In 1940, a 57,500-ton battleship New Jersey, that dreadnought that once destroyed Japanese warplanes and seared the beaches of Okinawa and Iwo Jima, is back in action. The 39-year-old leviathan is testing her heavy-caliber guns off California. She moves at 15 knots with signal flags fluttering; her decks are cleared to avoid her deadly 16-inch gun blast. Even on the bridge, 35 yards from the nearest gun, Capt. William M. Fogarty risks ruptured eardrums. “Mickey Mouse ears” are mandatory, though seasoned sailors often opt for cotton wads.
A Klaxon blares, the signal for firing. Huge orange flames and mustard-colored smoke burst from the guns, then a thunderous boom. The ship shudders, and loose objects below deck are launched into the air. The starboard guns of the fore and aft turrets have fired, spitting two steel projectiles weighing as much as a Ford sedan into the sky, where they are over before crashing into the ocean and raising glistening fountains.
This made battleships, such as New Jersey, queens of the seas from the late 1860s until World War II, ships that could dish out rapid, heavy firepower. As First Sea Lord of the British Admiralty, Lord John Fisher famously said, “If you are insulted at the dinner table, don’t throw the decanter stopper at the offender. Throw the decanter!” Now, New Jersey stands as the actual embodiment of this philosophy, capable of unleashing devastating firepower.
In the nuclear age, with killer satellites and Trident submarines, there would seem to be little need for battleships. But Congress agreed to President Reagan’s “rearm America” plan, and $325 million was provided to refurbish the New Jersey and start work on her sister ship, the Iowa. The other two Iowa class battleships, the Wisconsin and Missouri, are also slated to return to the fleet at an estimated cost ranging from $1.5 billion to $3.5 billion. The New Jersey recently marked a significant milestone, having been refloated from her West Coast dry dock. The Iowa will be refurbished later this year, still sporting the square bathtub that was installed for President Franklin D. Roosevelt’s 1943 journey to Casablanca and the Teheran Conference.

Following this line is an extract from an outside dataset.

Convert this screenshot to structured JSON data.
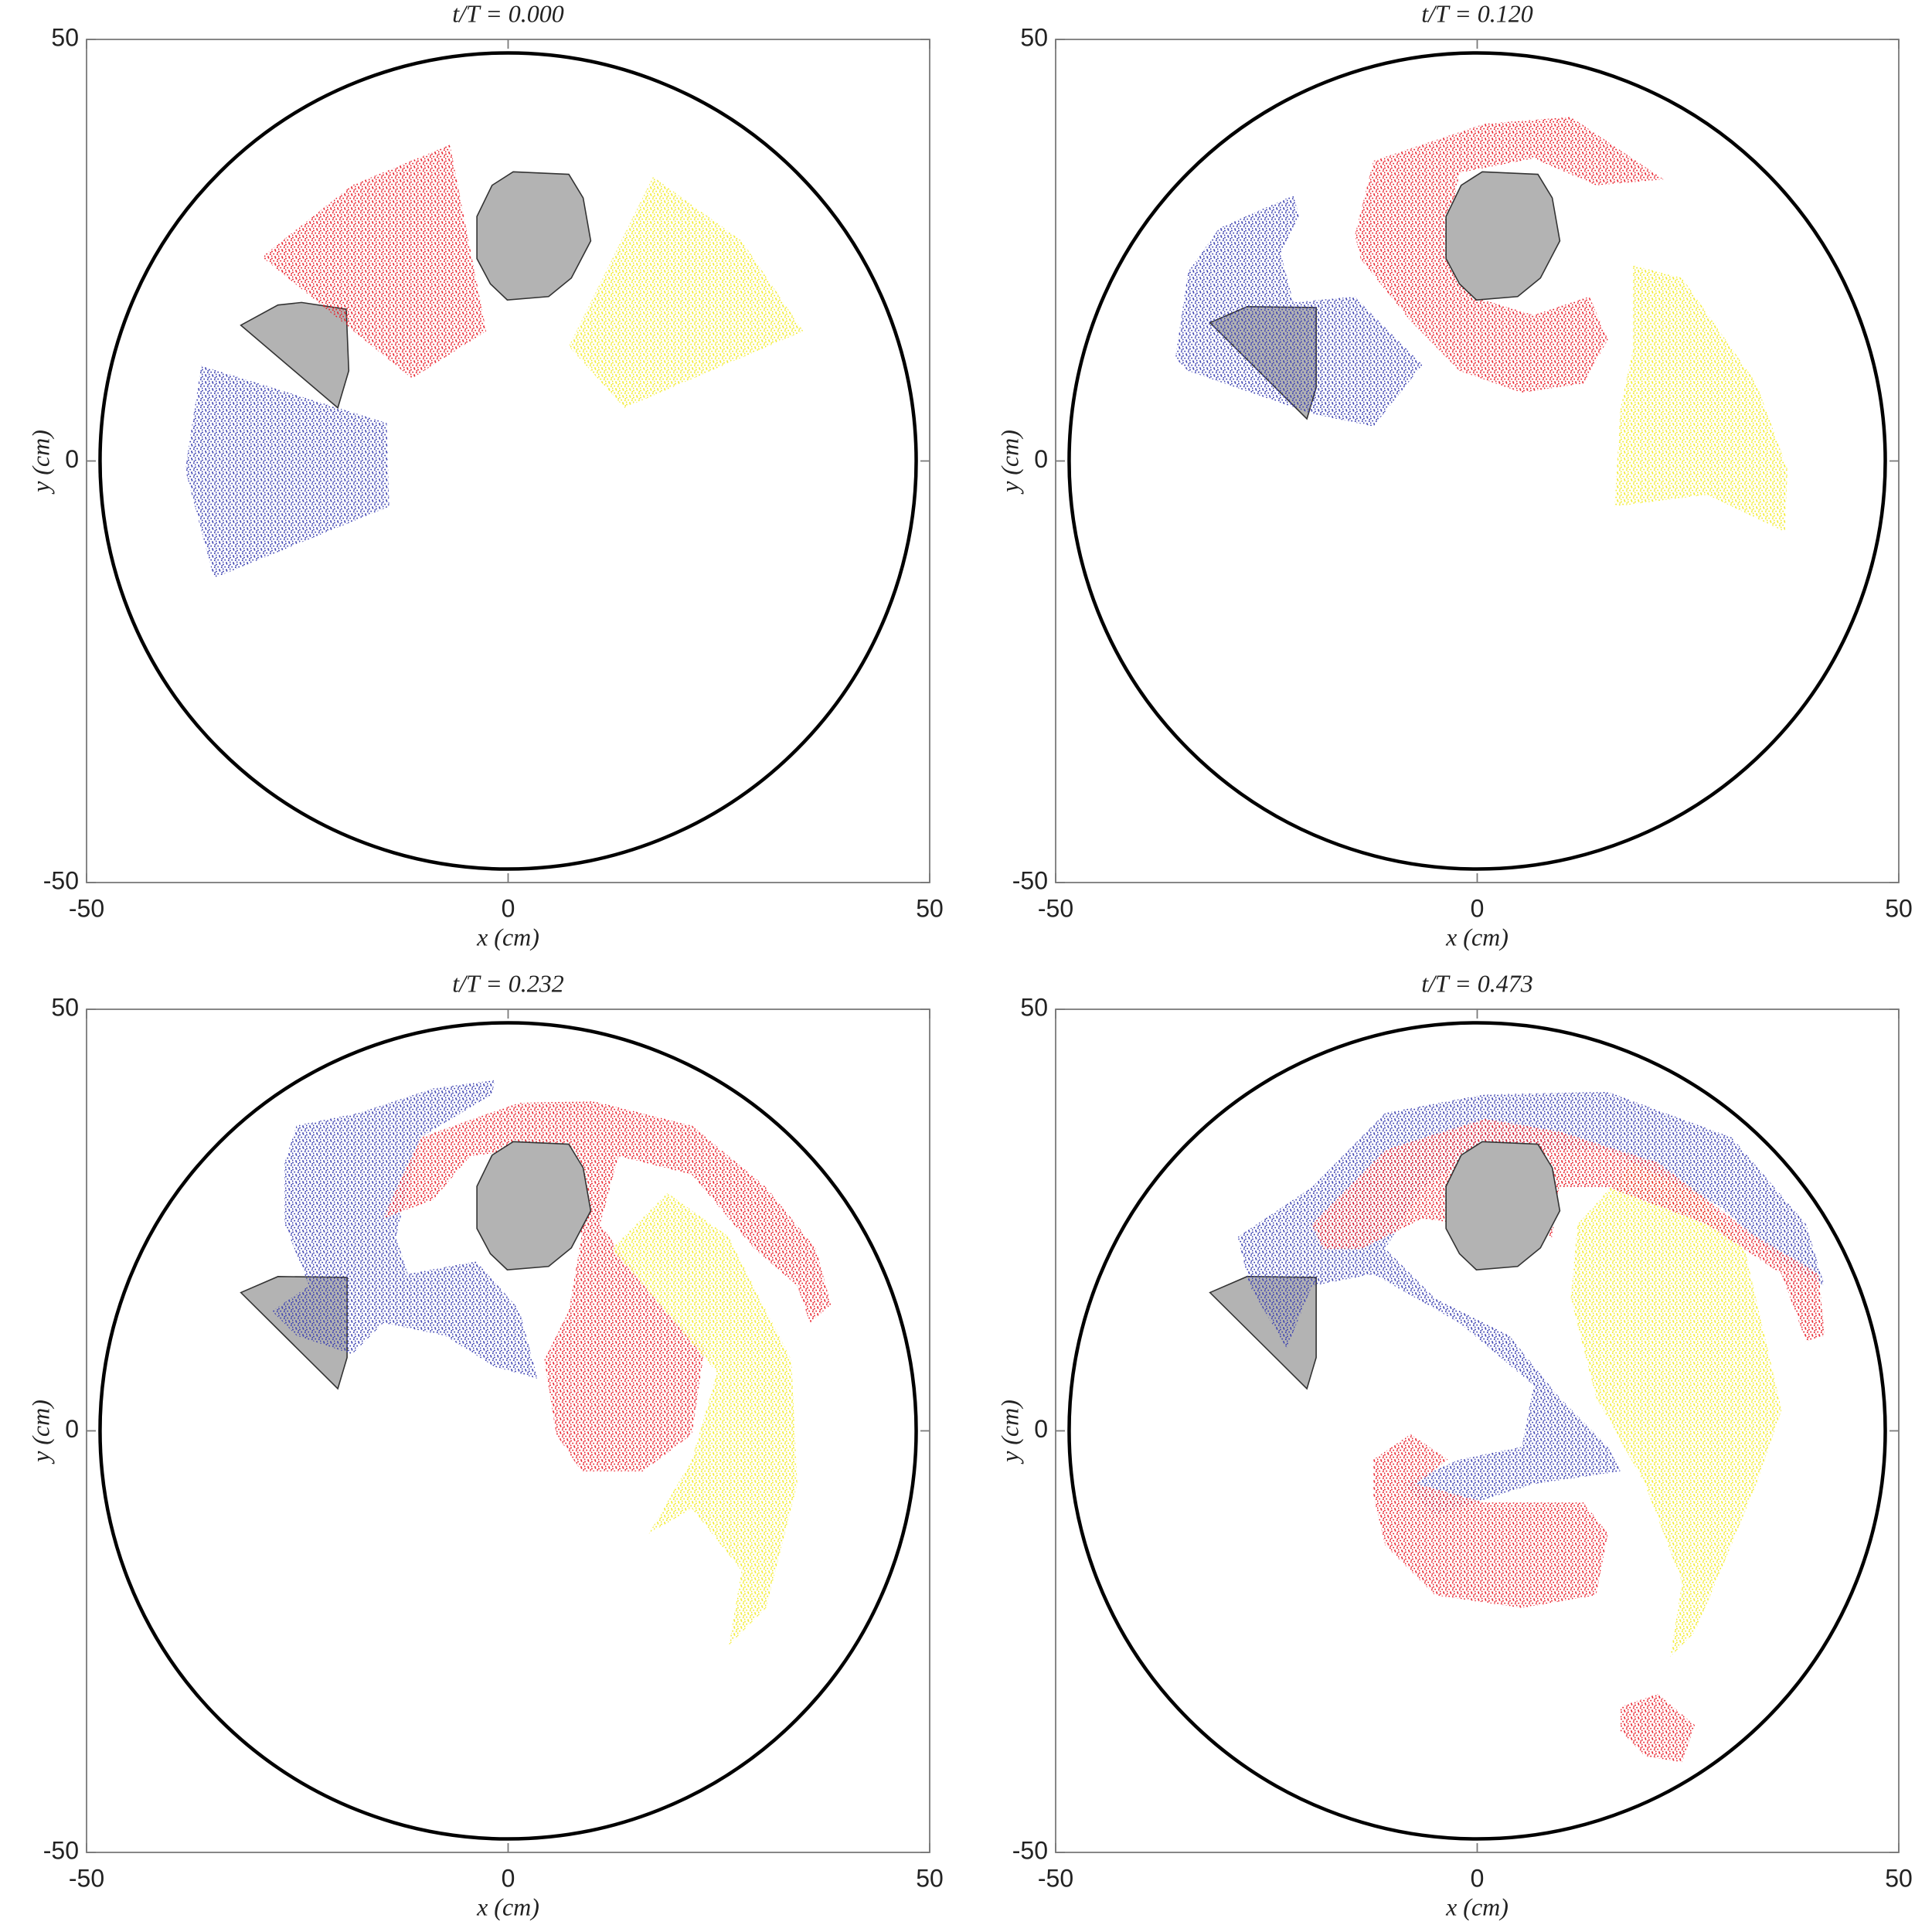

Both offensive and defensive missiles will share these battleships with the original 16-inch guns.
Astonishingly, proponents of the Iowa class battleships have forced the Navy to reverse its decisions to strike the Iowa and Wisconsin from the Naval Vessel Register. Even though both ships are now utterly obsolete, on June 29, 1995, the Senate Armed Services Committee voted 17 to 3 to retain the ships in mothballs, based on arguments that the ” Iowa-class battleships are the Navy’s only remaining potential source of around-the-clock accurate, high-volume, heavy fire support.”
The Navy did not restore them to active duty until a memo was signed by Chief of Naval Operations Admiral Jay Johnson on 21 January 1998, and later by Secretary of the Navy John H. Dalton on 12 February 1998. Although officially brought back on 30 December 1997, the question is the relevance of the battleships in modern naval warfare. With over-the-horizon amphibious assaults using MV-22 Ospreys, helicopters, and air-cushioned landing crafts, the 16-inch guns of the Iowa class, which have a maximum reach of 27 miles, are very short.

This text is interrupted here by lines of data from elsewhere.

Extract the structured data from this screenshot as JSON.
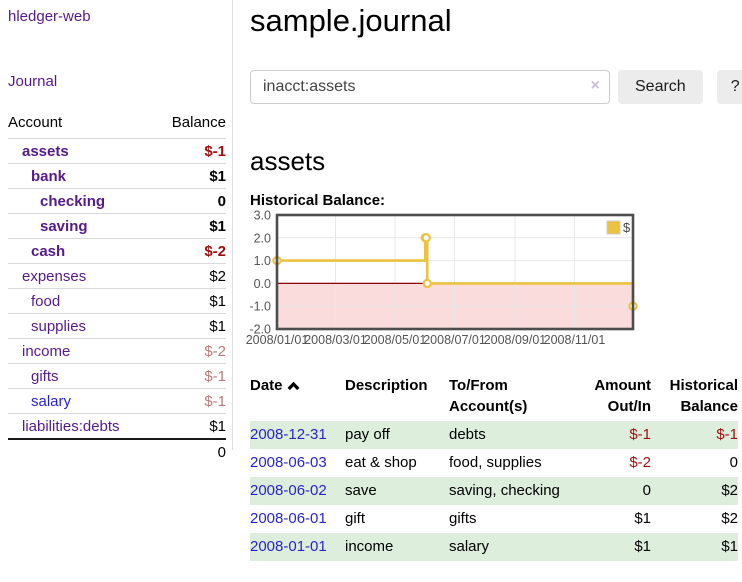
{
  "app": {
    "brand": "hledger-web",
    "nav_journal": "Journal"
  },
  "sidebar": {
    "header": {
      "account": "Account",
      "balance": "Balance"
    },
    "accounts": [
      {
        "name": "assets",
        "balance": "$-1",
        "depth": 1,
        "emph": true,
        "link": "purple",
        "bal_style": "neg-strong"
      },
      {
        "name": "bank",
        "balance": "$1",
        "depth": 2,
        "emph": true,
        "link": "purple",
        "bal_style": "pos"
      },
      {
        "name": "checking",
        "balance": "0",
        "depth": 3,
        "emph": true,
        "link": "purple",
        "bal_style": "pos"
      },
      {
        "name": "saving",
        "balance": "$1",
        "depth": 3,
        "emph": true,
        "link": "purple",
        "bal_style": "pos"
      },
      {
        "name": "cash",
        "balance": "$-2",
        "depth": 2,
        "emph": true,
        "link": "purple",
        "bal_style": "neg-strong"
      },
      {
        "name": "expenses",
        "balance": "$2",
        "depth": 1,
        "emph": false,
        "link": "purple",
        "bal_style": "pos"
      },
      {
        "name": "food",
        "balance": "$1",
        "depth": 2,
        "emph": false,
        "link": "purple",
        "bal_style": "pos"
      },
      {
        "name": "supplies",
        "balance": "$1",
        "depth": 2,
        "emph": false,
        "link": "purple",
        "bal_style": "pos"
      },
      {
        "name": "income",
        "balance": "$-2",
        "depth": 1,
        "emph": false,
        "link": "purple",
        "bal_style": "neg-muted"
      },
      {
        "name": "gifts",
        "balance": "$-1",
        "depth": 2,
        "emph": false,
        "link": "purple",
        "bal_style": "neg-muted"
      },
      {
        "name": "salary",
        "balance": "$-1",
        "depth": 2,
        "emph": false,
        "link": "blue",
        "bal_style": "neg-muted"
      },
      {
        "name": "liabilities:debts",
        "balance": "$1",
        "depth": 1,
        "emph": false,
        "link": "purple",
        "bal_style": "pos"
      }
    ],
    "total": "0"
  },
  "main": {
    "title": "sample.journal",
    "search": {
      "value": "inacct:assets",
      "clear_icon": "×",
      "button_label": "Search",
      "help_label": "?"
    },
    "account_heading": "assets",
    "chart_label": "Historical Balance:"
  },
  "chart_data": {
    "type": "line",
    "title": "Historical Balance",
    "series": [
      {
        "name": "$",
        "color": "#edc240",
        "steps": true,
        "points": [
          [
            "2008-01-01",
            1
          ],
          [
            "2008-06-01",
            2
          ],
          [
            "2008-06-02",
            2
          ],
          [
            "2008-06-03",
            0
          ],
          [
            "2008-12-31",
            -1
          ]
        ]
      }
    ],
    "xrange": [
      "2008-01-01",
      "2008-12-31"
    ],
    "ylim": [
      -2,
      3
    ],
    "yticks": [
      "3.0",
      "2.0",
      "1.0",
      "0.0",
      "-1.0",
      "-2.0"
    ],
    "xticks": [
      "2008/01/01",
      "2008/03/01",
      "2008/05/01",
      "2008/07/01",
      "2008/09/01",
      "2008/11/01"
    ],
    "grid": true,
    "legend": {
      "label": "$",
      "position": "top-right"
    },
    "colors": {
      "negative_region": "#fbdcdc",
      "zero_line": "#8b0000",
      "border": "#4d4d4d",
      "gridline": "#e7e7e7",
      "tick_text": "#545454",
      "marker_fill": "#ffffff"
    }
  },
  "register": {
    "headers": {
      "date": "Date",
      "description": "Description",
      "accounts": "To/From Account(s)",
      "amount": "Amount Out/In",
      "balance": "Historical Balance"
    },
    "sort_icon": "chevron-up",
    "rows": [
      {
        "date": "2008-12-31",
        "description": "pay off",
        "accounts": "debts",
        "amount": "$-1",
        "balance": "$-1"
      },
      {
        "date": "2008-06-03",
        "description": "eat & shop",
        "accounts": "food, supplies",
        "amount": "$-2",
        "balance": "0"
      },
      {
        "date": "2008-06-02",
        "description": "save",
        "accounts": "saving, checking",
        "amount": "0",
        "balance": "$2"
      },
      {
        "date": "2008-06-01",
        "description": "gift",
        "accounts": "gifts",
        "amount": "$1",
        "balance": "$2"
      },
      {
        "date": "2008-01-01",
        "description": "income",
        "accounts": "salary",
        "amount": "$1",
        "balance": "$1"
      }
    ]
  }
}
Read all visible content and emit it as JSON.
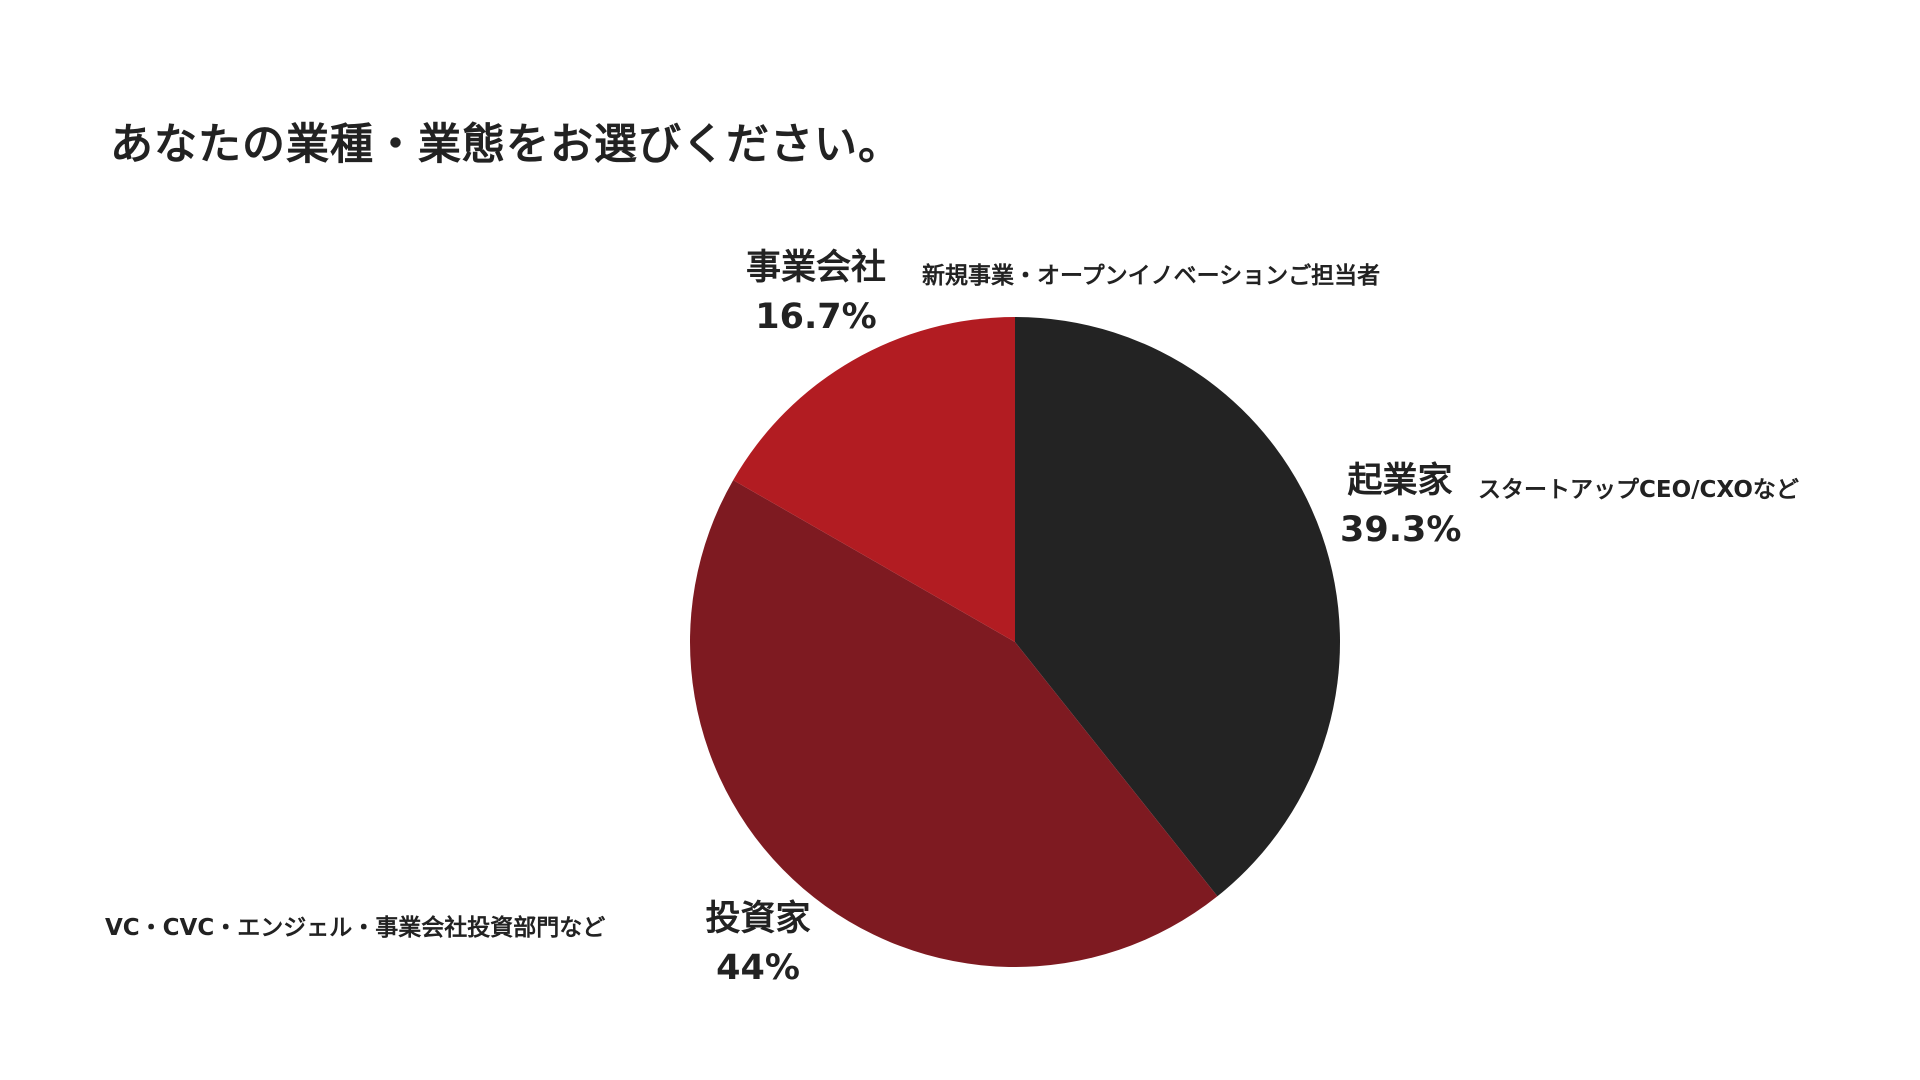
{
  "title": "あなたの業種・業態をお選びください。",
  "chart_data": {
    "type": "pie",
    "title": "あなたの業種・業態をお選びください。",
    "unit": "%",
    "start": "12 o'clock",
    "direction": "clockwise",
    "slices": [
      {
        "label": "起業家",
        "value": 39.3,
        "value_label": "39.3%",
        "note": "スタートアップCEO/CXOなど",
        "color": "#232323"
      },
      {
        "label": "投資家",
        "value": 44,
        "value_label": "44%",
        "note": "VC・CVC・エンジェル・事業会社投資部門など",
        "color": "#7e1a21"
      },
      {
        "label": "事業会社",
        "value": 16.7,
        "value_label": "16.7%",
        "note": "新規事業・オープンイノベーションご担当者",
        "color": "#b21c22"
      }
    ]
  }
}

Modern counterparts to this long barrel include the 5-inch/62-caliber gun on board the destroyer Winston Churchill, DDG-81, which can reach out to 63 nautical miles, and the vertical gun for advanced ships being developed for service by 2008, which will have a reach of approximately 100 nautical miles. Missiles like the Army Tactical Missile System and Tomahawk variants, deployable by cruisers and destroyers post-2000, offer even greater flexibility and range.
The cost of bringing these battleships back into service is very high. Indeed, the total reactivation cost under the Reagan administration’s four-ship fleet build-up was about $1.66 billion. Reactivating only two of these vessels could easily top $1 billion, more than an Aegis destroyer equipped with 90 missiles. Modernizing the battleships with current equipment, manning them with a crew of 1,600 per ship, and assigning them to sea for as long as six months before they become combat-ready could all combine to push the timeline out to 18 months from order to operational.